Шрифт:
Peter Handke
Der Kurze Brief Zum Langen Abschied
1. Короткое письмо
И однажды, когда теплым, но хмурым утром они вышли за ворота, Иффланд сказал: «Вот погодка, в самый раз из дому уйти!» А погода и впрямь благоприятствовала путнику, и небо льнуло к земле так низко, и все предметы вокруг темнели так смутно, что казалось, взгляду и вправду не за что больше уцепиться, кроме дороги, манившей в серую даль.
1
Карл Филипп Мориц (1757–1793) – немецкий писатель эпохи «Бури и натиска», автобиографический «роман воспитания» «Антон Рейзер» – самое значительное его произведение.
Джефферсон-стрит –
Сколько себя помню, я всю жизнь только и знал, что пугаться и приходить в ужас.
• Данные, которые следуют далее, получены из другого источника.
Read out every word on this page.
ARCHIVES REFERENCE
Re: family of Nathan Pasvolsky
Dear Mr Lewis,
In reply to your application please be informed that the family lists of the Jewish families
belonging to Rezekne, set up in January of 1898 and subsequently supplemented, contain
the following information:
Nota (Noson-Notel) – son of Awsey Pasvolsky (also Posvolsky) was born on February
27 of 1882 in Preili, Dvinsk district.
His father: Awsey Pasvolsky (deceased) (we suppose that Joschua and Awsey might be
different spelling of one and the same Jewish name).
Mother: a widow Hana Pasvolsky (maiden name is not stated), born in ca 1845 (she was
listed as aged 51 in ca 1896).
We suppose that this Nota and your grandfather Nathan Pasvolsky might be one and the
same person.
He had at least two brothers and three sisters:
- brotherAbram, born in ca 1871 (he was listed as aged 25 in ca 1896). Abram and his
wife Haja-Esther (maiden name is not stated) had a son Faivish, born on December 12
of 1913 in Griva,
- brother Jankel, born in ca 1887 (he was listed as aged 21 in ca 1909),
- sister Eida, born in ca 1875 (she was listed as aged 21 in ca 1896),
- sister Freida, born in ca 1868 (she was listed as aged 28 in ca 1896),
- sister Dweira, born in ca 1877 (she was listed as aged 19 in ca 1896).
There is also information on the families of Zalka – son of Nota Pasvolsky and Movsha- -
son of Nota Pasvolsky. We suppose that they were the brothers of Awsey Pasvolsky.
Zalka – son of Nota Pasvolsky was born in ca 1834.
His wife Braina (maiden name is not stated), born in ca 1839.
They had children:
Дрова, раскиданные по всему двору в теплых солнечных бликах; меня вносят в дом, укрывая от американских бомбардировщиков; капли крови поблескивают на ступеньках бокового крыльца, где по субботам режут зайцев. В сумерки, особенно жуткие оттого, что они еще не стали ночью, я ковыляю, смешно болтая руками, вдоль опушки леса, уже погруженного в сон, и только замшелые стволы ближних деревьев светло мерцают мне навстречу. Иногда я останавливаюсь и что-то кричу, сперва стыдясь, жалобно и робко, а потом, когда уже нет сил стыдиться и скрывать страх, ору что есть мочи; я зову из глубины леса кого-то, кого люблю, кто утром ушел в лес и все еще не выбрался оттуда… И снова по всему двору, освещенному солнцем, плавают в воздухе, цепляясь за деревянные стены, пушистые перья разбежавшихся кур.
Я направился к лифту, старик негр посоветовал смотреть под ноги, чтобы не оступиться, и я, конечно, тут же споткнулся, входя в кабину. Негр аккуратно закрыл дверь и задвинул решетку, потом поворотом рычага привел лифт в движение.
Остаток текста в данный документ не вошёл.